Acknowledgements: This work was funded by three Health Research Council of New Zealand programme grants (Project numbers 13/724 and 10/248 and 16/443). The funder had no role in the study design, analysis or interpretation of data, in the writing of the report, or in the decision to submit the article for publication.

References

  1. Te Morenga L, Mallard S, Mann J. Dietary sugars and body weight: systematic review and meta-analysis of randomised controlled trials and cohort studies. BMJ. 2013;345(e7492):doi:10.1136/bmj.e7492.
  2. World Health Organization: Guideline: Sugars intake for adults and children.  Accessed 18/11/2015.  Available: http://www.who.int/nutrition/publications/guidelines/sugars_intake/en/. In. Geneva: World Health Organization; 2015.
  3. World Health Organization: Global status report on noncommunicable diseases. Available: http://www.who.int/nmh/publications/ncd-status-report-2014/en/. In. Geneva: World Health Organization; 2014.
  4. Studdert DM, Flanders J, Mello MM. Searching for public health law’s sweet spot: The regulation of sugar-sweetened beverages. PLoS Medicine.12(7):e1001848. doi:1001810.1001371/journal.pmed.1001848.

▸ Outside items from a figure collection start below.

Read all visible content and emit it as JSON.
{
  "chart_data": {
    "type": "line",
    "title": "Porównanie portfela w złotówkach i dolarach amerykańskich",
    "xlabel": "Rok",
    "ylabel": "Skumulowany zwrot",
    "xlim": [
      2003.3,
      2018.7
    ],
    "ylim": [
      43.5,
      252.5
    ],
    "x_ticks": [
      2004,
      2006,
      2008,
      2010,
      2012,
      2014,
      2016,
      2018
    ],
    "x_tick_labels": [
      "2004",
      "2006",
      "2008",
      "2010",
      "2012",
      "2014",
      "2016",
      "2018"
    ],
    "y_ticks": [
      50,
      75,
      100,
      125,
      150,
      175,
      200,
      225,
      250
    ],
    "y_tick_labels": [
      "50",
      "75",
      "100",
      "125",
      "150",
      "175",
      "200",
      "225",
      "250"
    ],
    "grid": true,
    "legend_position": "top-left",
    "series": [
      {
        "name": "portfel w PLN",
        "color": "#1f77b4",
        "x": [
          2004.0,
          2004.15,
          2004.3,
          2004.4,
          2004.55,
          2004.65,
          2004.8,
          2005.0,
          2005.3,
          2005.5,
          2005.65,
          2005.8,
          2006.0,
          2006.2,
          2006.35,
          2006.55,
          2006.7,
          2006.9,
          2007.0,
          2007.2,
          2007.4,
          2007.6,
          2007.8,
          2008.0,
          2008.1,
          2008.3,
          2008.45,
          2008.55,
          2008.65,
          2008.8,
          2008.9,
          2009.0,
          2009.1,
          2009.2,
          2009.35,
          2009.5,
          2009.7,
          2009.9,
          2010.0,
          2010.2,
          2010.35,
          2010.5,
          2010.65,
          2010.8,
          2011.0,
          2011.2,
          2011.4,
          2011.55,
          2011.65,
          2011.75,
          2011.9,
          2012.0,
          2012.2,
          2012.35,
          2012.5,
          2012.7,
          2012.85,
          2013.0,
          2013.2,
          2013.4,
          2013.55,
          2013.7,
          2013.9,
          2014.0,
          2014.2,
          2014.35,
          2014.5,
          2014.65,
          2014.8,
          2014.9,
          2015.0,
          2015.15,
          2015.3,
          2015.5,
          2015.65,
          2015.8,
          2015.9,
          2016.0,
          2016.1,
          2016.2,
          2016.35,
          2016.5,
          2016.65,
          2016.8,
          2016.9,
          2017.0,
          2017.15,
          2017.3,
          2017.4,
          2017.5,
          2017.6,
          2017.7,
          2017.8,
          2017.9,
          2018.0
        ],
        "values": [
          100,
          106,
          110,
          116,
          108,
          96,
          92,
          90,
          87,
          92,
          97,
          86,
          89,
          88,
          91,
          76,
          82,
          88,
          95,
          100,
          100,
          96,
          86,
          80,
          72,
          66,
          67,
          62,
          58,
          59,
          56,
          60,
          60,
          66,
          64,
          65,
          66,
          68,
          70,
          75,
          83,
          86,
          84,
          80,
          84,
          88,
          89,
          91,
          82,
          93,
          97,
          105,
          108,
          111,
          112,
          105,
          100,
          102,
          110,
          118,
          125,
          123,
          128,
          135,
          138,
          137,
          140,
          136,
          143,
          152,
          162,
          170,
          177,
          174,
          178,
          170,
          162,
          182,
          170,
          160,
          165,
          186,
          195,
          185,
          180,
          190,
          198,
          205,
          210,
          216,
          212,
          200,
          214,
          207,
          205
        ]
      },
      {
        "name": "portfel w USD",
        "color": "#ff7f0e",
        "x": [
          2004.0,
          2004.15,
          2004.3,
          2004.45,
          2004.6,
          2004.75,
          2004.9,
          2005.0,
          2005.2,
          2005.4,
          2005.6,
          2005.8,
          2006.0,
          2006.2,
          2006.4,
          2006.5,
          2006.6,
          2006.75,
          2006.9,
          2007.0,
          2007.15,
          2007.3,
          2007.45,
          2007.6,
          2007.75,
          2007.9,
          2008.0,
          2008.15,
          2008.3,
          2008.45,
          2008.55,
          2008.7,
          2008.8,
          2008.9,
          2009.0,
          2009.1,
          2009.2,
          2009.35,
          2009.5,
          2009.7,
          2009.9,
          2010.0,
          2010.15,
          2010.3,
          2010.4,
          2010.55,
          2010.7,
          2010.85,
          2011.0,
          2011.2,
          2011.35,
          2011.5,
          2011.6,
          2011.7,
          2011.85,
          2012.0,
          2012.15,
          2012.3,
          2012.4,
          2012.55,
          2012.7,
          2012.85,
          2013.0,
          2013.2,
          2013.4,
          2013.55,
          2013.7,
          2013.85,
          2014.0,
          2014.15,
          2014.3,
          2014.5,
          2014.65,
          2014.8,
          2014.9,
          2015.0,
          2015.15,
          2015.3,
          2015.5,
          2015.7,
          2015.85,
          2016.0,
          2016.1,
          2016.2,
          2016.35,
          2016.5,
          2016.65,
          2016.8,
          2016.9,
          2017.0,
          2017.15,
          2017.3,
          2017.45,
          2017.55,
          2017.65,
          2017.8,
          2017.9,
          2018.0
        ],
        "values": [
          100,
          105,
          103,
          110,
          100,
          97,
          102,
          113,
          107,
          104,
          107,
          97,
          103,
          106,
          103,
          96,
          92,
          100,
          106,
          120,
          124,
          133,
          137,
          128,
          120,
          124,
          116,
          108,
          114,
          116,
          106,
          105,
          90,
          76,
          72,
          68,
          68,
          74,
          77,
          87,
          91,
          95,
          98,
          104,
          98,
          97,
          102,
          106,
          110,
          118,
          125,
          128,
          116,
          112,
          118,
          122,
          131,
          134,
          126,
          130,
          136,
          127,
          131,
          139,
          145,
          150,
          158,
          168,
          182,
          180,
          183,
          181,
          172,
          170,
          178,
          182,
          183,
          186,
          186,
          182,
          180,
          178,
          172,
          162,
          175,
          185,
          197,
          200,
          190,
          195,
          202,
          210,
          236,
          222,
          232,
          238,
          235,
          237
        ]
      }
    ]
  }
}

  5. Cleghorn C, Blakely T, Mhurchu CN, Wilson N, Neal B, Eyles H. Estimating the health benefits and cost-savings of a cap on the size of single serve sugar-sweetened beverages. Preventive Medicine. 2019.
  6. Pan A, Hu FB. Effects of carbohydrates on satiety: differences between liquid and solid food. Curr Opin Clin Nutr Metab Care. 2011;14(4):385-390.  doi: 310.1097/MCO.1090b1013e328346df328336.
  7. Vartanian LR, Schwartz MB, Brownell KD. Effects of soft drink consumption on nutrition and health: a systematic review and meta-analysis. American Journal of Public Health. 2007;97(4):667-675.
  8. Gombi-Vaca MF, Sichieri R, Verly-Jr E. Caloric compensation for sugar-sweetened beverages in meals: a population-based study in Brazil. Appetite. 2016;98:67-73.